内部の仕掛けの都合上、複数人で行くわけだが、残された者の話では時化で帰りに老婆の夫が帰らぬ者になったという。それ以来、この儀式は廃れ、いつまでもその品は海蝕洞に眠っていたのだ。
昔に作られた罠ばかりで、天魔に有効なものがなかったのはそういう背景があったからであるらしい。
「大事な『家族』のことだもんね……」
「……そうだな……」
思うところがあるのだろう、マオが老婆を見て呟く。それに咲村が遠くを見詰め答えた。
「見つけられて本当に良かったです」
『これで一件落着じゃな』
翠月とネピカも神妙な面持ちで言葉を出す。
「うむ。哀しい出来事ではあったがこれを機に、これからも強く生きて欲しいものだ。そう、拙者のように」
そう言ってマクセルはモストマスキュラーのポーズで力強さを表現。
「何にしても上手くいって良かったな」
ライアーが全てを慈しむように老婆を見やる。
「私は、いつの間にか人の言う事を素直に聞けなくなっていたようですね……」
雫は落ち込むように言葉を吐き出す。
老婆の話、罠があること。
それらは撃退士たちを陥れようとしてのことなのでは、そう考えていた自分に少々の落胆を覚える。

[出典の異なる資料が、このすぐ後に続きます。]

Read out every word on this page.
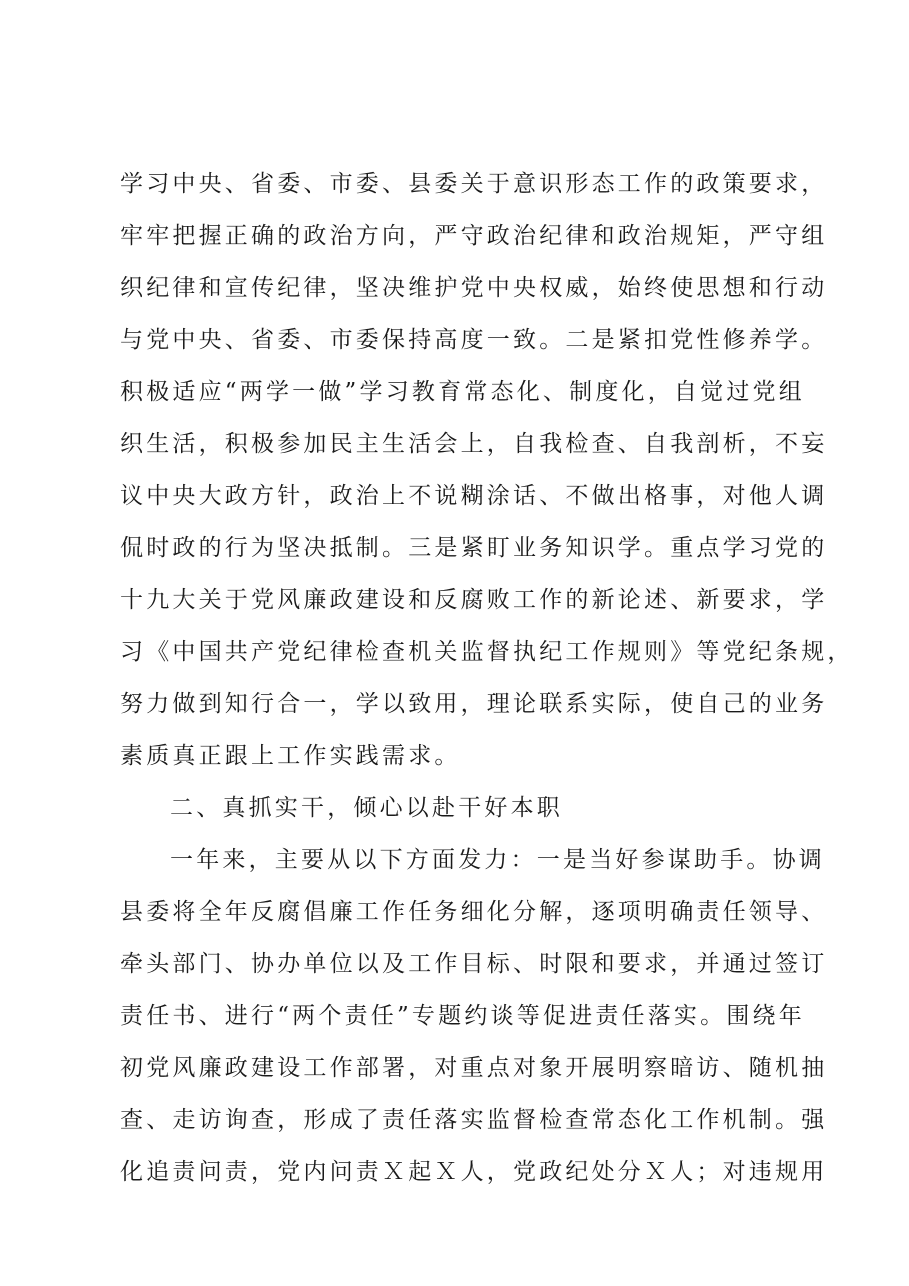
学习中央、省委、市委、县委关于意识形态工作的政策要求，
牢牢把握正确的政治方向，严守政治纪律和政治规矩，严守组
织纪律和宣传纪律，坚决维护党中央权威，始终使思想和行动
与党中央、省委、市委保持高度一致。二是紧扣党性修养学。
积极适应“两学一做”学习教育常态化、制度化，自觉过党组
织生活，积极参加民主生活会上，自我检查、自我剖析，不妄
议中央大政方针，政治上不说糊涂话、不做出格事，对他人调
侃时政的行为坚决抵制。三是紧盯业务知识学。重点学习党的
十九大关于党风廉政建设和反腐败工作的新论述、新要求，学
习《中国共产党纪律检查机关监督执纪工作规则》等党纪条规，
努力做到知行合一，学以致用，理论联系实际，使自己的业务
素质真正跟上工作实践需求。
二、真抓实干，倾心以赴干好本职
一年来，主要从以下方面发力：一是当好参谋助手。协调
县委将全年反腐倡廉工作任务细化分解，逐项明确责任领导、
牵头部门、协办单位以及工作目标、时限和要求，并通过签订
责任书、进行“两个责任”专题约谈等促进责任落实。围绕年
初党风廉政建设工作部署，对重点对象开展明察暗访、随机抽
查、走访询查，形成了责任落实监督检查常态化工作机制。强
化追责问责，党内问责Ｘ起Ｘ人，党政纪处分Ｘ人；对违规用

「最悪の事態を考えるのは撃退士として間違っていない」
そんな雫に観月はそう声を掛けた。
「今は、依頼の成功をただ喜べばいい……」
老婆の涙は枯れることなく、いつまでも流れ続けていた。
●想い
観月は考えていた。
頼まれたから探しただけだった。
そして任務を遂行した。
それだけだったはずだ。
それだけだったはずなのに何故だろう。
そんな観月を心配し戒める言葉をくれた咲村や、今度修行に一緒に行かないかと誘ってくれたライアー、他の生き生きとした仲間たちの姿と……老婆の涙。
それらが私に与えた不思議な気持ちは。
その時の観月にはまだそれが何か解らなかったが、ただ、悪い気分ではなかった。
そう想いを馳せ、彼女は斡旋所へと報告をする。